【Emile Zola】Le Ventre de Paris III (36)
Elle ouvrit une troisième grille ; et, à deux mains, elle ramena une carpe
qui tapait de la queue en râlant. Mais elle en chercha un moins grosse ;
cellelà, elle put la tenir d’une seule main, que le souffle des flancs ouvrait un peu,
à chaque râle. Elle imagina d’introduire son pouce dans un des bâillements
de la bouche.
– Ça ne mord pas, murmurait-elle avec son doux rire, ça n’est pas
méchant… C’est comme les écrevisses, moi je ne les crains pas.

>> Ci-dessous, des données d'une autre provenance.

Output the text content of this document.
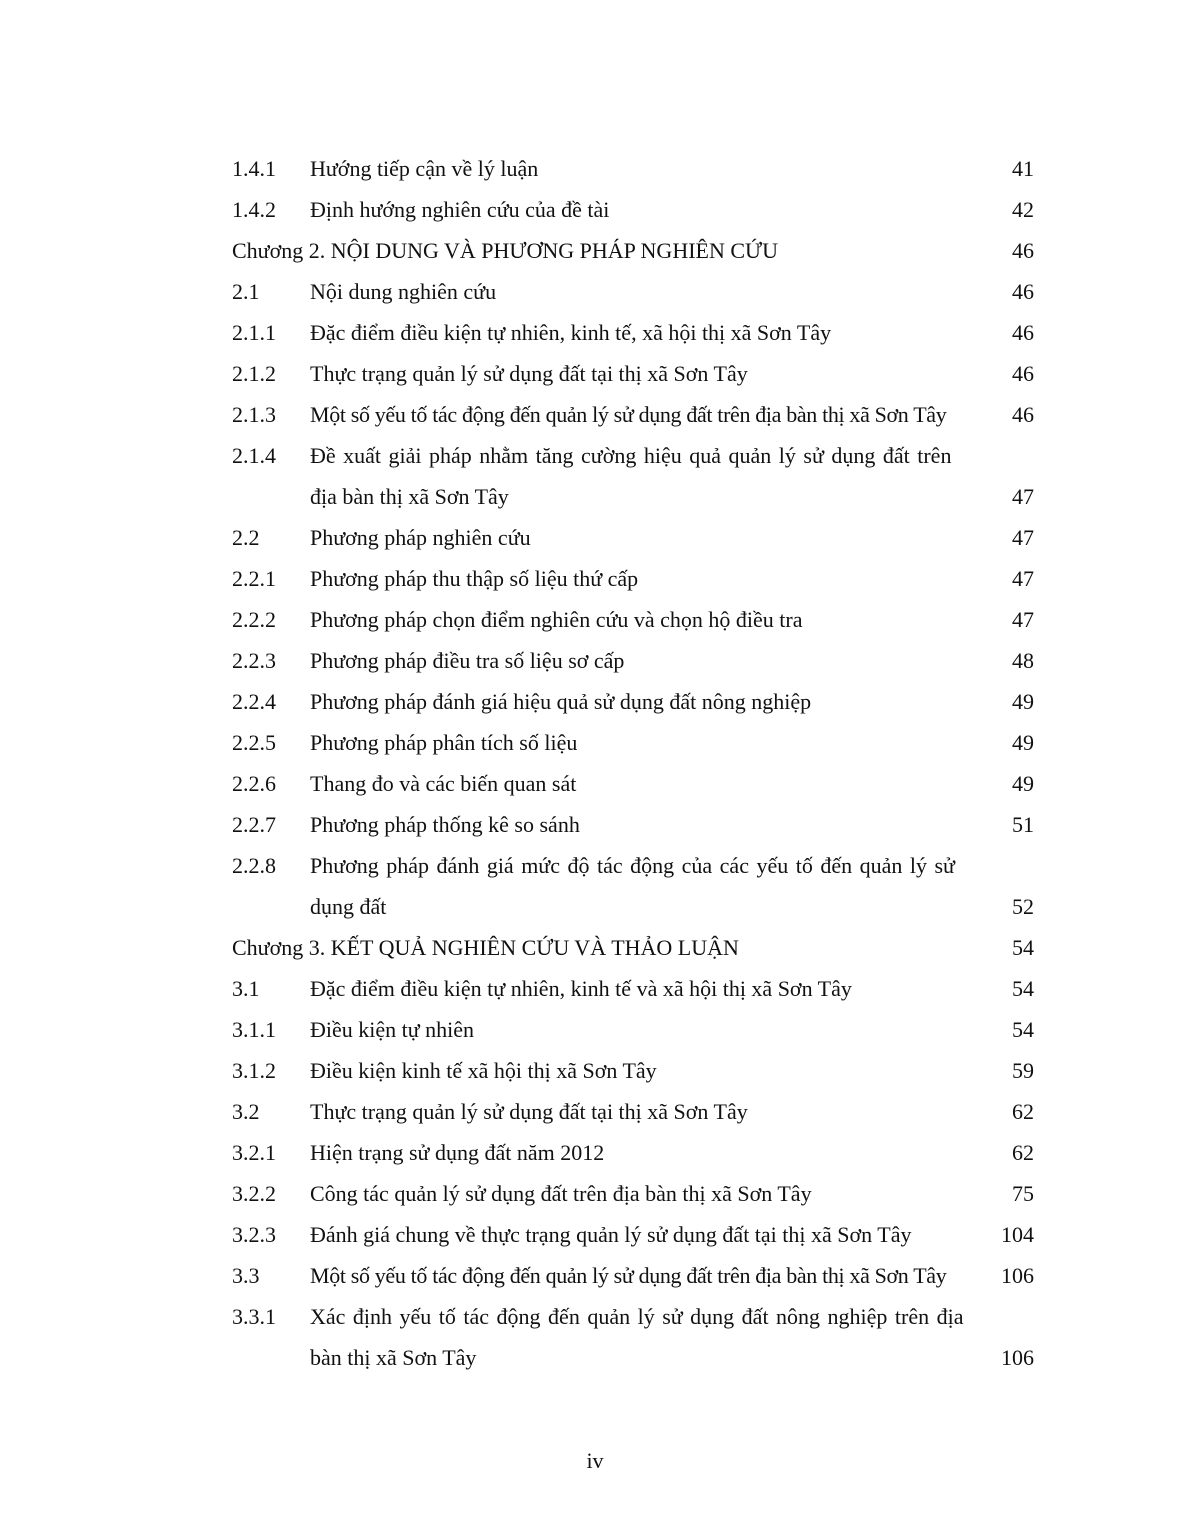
1.4.1 Hướng tiếp cận về lý luận	41
1.4.2 Định hướng nghiên cứu của đề tài	42
Chương 2. NỘI DUNG VÀ PHƯƠNG PHÁP NGHIÊN CỨU	46
2.1 Nội dung nghiên cứu	46
2.1.1 Đặc điểm điều kiện tự nhiên, kinh tế, xã hội thị xã Sơn Tây	46
2.1.2 Thực trạng quản lý sử dụng đất tại thị xã Sơn Tây	46
2.1.3 Một số yếu tố tác động đến quản lý sử dụng đất trên địa bàn thị xã Sơn Tây	46
2.1.4 Đề xuất giải pháp nhằm tăng cường hiệu quả quản lý sử dụng đất trên
địa bàn thị xã Sơn Tây	47
2.2 Phương pháp nghiên cứu	47
2.2.1 Phương pháp thu thập số liệu thứ cấp	47
2.2.2 Phương pháp chọn điểm nghiên cứu và chọn hộ điều tra	47
2.2.3 Phương pháp điều tra số liệu sơ cấp	48
2.2.4 Phương pháp đánh giá hiệu quả sử dụng đất nông nghiệp	49
2.2.5 Phương pháp phân tích số liệu	49
2.2.6 Thang đo và các biến quan sát	49
2.2.7 Phương pháp thống kê so sánh	51
2.2.8 Phương pháp đánh giá mức độ tác động của các yếu tố đến quản lý sử
dụng đất	52
Chương 3. KẾT QUẢ NGHIÊN CỨU VÀ THẢO LUẬN	54
3.1 Đặc điểm điều kiện tự nhiên, kinh tế và xã hội thị xã Sơn Tây	54
3.1.1 Điều kiện tự nhiên	54
3.1.2 Điều kiện kinh tế xã hội thị xã Sơn Tây	59
3.2 Thực trạng quản lý sử dụng đất tại thị xã Sơn Tây	62
3.2.1 Hiện trạng sử dụng đất năm 2012	62
3.2.2 Công tác quản lý sử dụng đất trên địa bàn thị xã Sơn Tây	75
3.2.3 Đánh giá chung về thực trạng quản lý sử dụng đất tại thị xã Sơn Tây	104
3.3 Một số yếu tố tác động đến quản lý sử dụng đất trên địa bàn thị xã Sơn Tây 106
3.3.1 Xác định yếu tố tác động đến quản lý sử dụng đất nông nghiệp trên địa
bàn thị xã Sơn Tây	106
iv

Elle avait déjà replongé son bras, elle ramenait, d’une case, pleine d’un
grouillement confus, une écrevisse, qui lui avait pris le petit doigt entre ses
pinces. Elle la secoua un instant ; mais l’écrevisse la serra sans doute trop
rudement, car elle devint très rouge et lui cassa la patte, d’un geste prompt
de rage, sans cesser de sourire.
– Par exemple, dit-elle pour cacher son émotion, je ne me fierais pas à
un brochet. Il me couperait les doigts comme avec un couteau.
Et elle montrait, sur des planches lessivées, d’une propreté excessive, de
grands brochets étalés par rang de taille, à côté de tanches bronzées et de lots
de goujons en petits tas. Maintenant, elle avait les mains toutes grasses du
suint des carpes ; elles les écartait, debout dans l’humidité des viviers,
audessus des poissons mouillés de l’étalage. On l’eût dite enveloppée d’une
odeur de frai, d’une de ces odeurs épaisses qui montent des joncs et des
nénuphars vaseux, quand les œufs font éclater les ventres des poissons,
pâmés d’amour au soleil. Elle s’essuya les mains à son tablier, souriant
toujours, de son air tranquille de grande fille au sang glacé, dans ce frisson
des voluptés froides et affadies des rivières.